Der sogenannte Berliner Prozess soll die Stellvertretermächte zusammenbringen – in der Hoffnung, dass sie auf einen Konsens auf libyschem Boden hinwirken. Vor allem geht es dabei um die Einstellung von Waffenlieferungen. Drei Treffen auf Expertenebene gab es dazu in Berlin bereits, ein weiteres soll in drei Wochen folgen.
Ein Tag nach seinem scharf kritisierten Besuch in Ankara ist Maas nach Nordafrika gereist. Mit seinem Besuch in Libyen will der SPD-Politiker den Druck auf die international anerkannte Regierung in Tripolis sowie auf ihren Widersacher, General Halifa Haftar, erhöhen, die Kämpfe einzustellen.

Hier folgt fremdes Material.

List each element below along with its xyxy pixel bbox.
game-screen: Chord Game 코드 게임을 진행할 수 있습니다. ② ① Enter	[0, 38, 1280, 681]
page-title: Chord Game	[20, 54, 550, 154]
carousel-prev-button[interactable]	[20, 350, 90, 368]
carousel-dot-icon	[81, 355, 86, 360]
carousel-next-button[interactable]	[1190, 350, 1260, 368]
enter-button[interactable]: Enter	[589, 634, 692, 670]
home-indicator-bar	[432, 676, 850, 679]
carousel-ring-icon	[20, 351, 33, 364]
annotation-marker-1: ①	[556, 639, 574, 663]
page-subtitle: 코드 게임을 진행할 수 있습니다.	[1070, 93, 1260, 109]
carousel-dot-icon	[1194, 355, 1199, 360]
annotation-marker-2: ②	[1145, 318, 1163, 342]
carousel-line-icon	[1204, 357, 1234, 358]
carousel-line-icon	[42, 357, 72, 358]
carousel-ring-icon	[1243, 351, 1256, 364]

Es geht um Migration aus Afrika
„Wir wollen einen Beitrag dazu zu leisten, dass es hier endlich Frieden gibt“, sagt Maas am Sonntag auf einer Pressekonferenz, bei der auch der UN-Sondergesandte für Libyen zugegen ist, Ghassan Salamé. Seinen Worten nach soll der von Deutschland vorangetriebene Dialog unter den Stellvertretermächten endlich spürbare Erfolge zeitigen – anders als Zweiertreffen in der Vergangenheit, bei denen die französische und die italienische Regierung mit Sarradsch oder Haftar zusammenkamen. Maas würde gern noch in diesem Jahr ein Gipfeltreffen auf Regierungsebene ausrichten.

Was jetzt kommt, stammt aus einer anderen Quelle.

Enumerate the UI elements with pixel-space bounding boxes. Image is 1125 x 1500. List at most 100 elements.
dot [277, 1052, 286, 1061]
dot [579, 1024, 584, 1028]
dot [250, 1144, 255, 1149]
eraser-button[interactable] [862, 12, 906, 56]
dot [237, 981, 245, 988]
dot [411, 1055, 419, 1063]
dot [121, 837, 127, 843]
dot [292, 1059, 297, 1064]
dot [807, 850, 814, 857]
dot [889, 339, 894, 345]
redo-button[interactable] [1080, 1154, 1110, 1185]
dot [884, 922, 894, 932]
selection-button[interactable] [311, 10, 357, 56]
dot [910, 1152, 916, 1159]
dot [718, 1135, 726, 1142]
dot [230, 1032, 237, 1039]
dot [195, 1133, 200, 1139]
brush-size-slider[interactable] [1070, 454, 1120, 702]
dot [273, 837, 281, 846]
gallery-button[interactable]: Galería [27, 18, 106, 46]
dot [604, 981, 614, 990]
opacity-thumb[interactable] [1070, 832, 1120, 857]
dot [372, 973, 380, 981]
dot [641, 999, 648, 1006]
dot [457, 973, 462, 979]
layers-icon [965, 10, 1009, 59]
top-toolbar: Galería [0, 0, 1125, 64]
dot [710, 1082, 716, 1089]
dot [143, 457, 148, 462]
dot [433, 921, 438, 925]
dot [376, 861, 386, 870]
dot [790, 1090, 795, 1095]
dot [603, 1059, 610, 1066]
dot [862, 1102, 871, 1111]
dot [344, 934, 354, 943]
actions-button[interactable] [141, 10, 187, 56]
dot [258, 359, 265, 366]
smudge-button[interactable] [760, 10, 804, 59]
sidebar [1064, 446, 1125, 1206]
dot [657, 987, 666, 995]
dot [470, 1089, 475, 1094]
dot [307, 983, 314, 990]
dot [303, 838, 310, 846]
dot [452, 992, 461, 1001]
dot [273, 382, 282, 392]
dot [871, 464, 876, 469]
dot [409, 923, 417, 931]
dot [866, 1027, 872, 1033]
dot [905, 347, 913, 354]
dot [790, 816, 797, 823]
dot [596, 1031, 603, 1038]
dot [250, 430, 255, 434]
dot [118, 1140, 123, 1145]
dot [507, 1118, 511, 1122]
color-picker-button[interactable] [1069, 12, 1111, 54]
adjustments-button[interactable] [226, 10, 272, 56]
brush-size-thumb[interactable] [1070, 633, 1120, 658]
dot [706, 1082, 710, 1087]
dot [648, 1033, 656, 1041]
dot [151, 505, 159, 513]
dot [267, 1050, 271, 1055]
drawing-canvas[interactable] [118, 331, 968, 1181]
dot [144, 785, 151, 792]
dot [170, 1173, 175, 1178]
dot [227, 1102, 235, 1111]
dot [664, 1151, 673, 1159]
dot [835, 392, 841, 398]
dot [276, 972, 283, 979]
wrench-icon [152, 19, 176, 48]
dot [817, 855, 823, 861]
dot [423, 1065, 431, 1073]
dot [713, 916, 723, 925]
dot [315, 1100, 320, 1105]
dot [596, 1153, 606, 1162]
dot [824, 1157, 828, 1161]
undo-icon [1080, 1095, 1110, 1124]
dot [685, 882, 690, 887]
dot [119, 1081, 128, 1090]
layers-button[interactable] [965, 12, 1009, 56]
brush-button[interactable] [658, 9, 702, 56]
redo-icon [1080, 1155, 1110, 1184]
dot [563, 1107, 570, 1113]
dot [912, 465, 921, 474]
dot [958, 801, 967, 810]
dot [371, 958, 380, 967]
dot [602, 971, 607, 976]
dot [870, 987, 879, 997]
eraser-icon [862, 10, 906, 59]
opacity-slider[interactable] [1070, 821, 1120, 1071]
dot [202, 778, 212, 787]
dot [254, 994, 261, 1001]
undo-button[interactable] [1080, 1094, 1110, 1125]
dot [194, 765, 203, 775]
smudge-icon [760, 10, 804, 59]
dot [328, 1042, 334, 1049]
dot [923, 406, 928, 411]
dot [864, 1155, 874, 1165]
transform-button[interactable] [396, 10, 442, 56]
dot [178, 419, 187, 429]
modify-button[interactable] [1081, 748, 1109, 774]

Nicht zuletzt die Migrationsfrage ist Treiber der deutschen Bemühungen um ein Ende der Gewalt. Zehntausende Migranten machten sich in den vergangenen Jahren von Libyen aus übers Mittelmeer auf den Weg nach Europa. Auf Druck – und dank Zahlungen – der Europäer greift die libysche Küstenwache seit gut einem Jahr viele Flüchtlingsboote auf. Tausende Migranten werden nach UN-Angaben in Flüchtlingslagern gefangen gehalten, unter lebensgefährlichen Bedingungen, ohne Schutz und Perspektive.
Maas hat mit einigen dieser Männer in Zuwara gesprochen. Einer von ihnen kniete vor dem Deutschen nieder, weinte, bat um Hilfe. Die ausweglose Situation dieser Menschen ließen den Außenminister nicht unbeeindruckt. Die deutsche Botschaft will sich kümmern. Auf die libysche Regierung kann sie aber kaum zählen.
Die Regierung hat kaum Macht
„Das Problem in Libyen ist, dass wir eine Regierung haben, die bedauerlicherweise nicht im ganzen Land die staatliche Autorität hat“, sagte Maas, nachdem er hastig aus Libyen abgereist und im Nachbarland Tunesien gelandet war. Das angebliche Rebellenflugzeug über Zuwara hatte sich da bereits als Gerücht entpuppt, das Milizen gestreut hatten. Auch Falschnachrichten sind wirkungsvolle Waffen in diesem Krieg. Am Montag trifft der Außenminister Vertreter der neuen tunesischen Regierung, bevor Maas dann nach Ägypten weiterreist.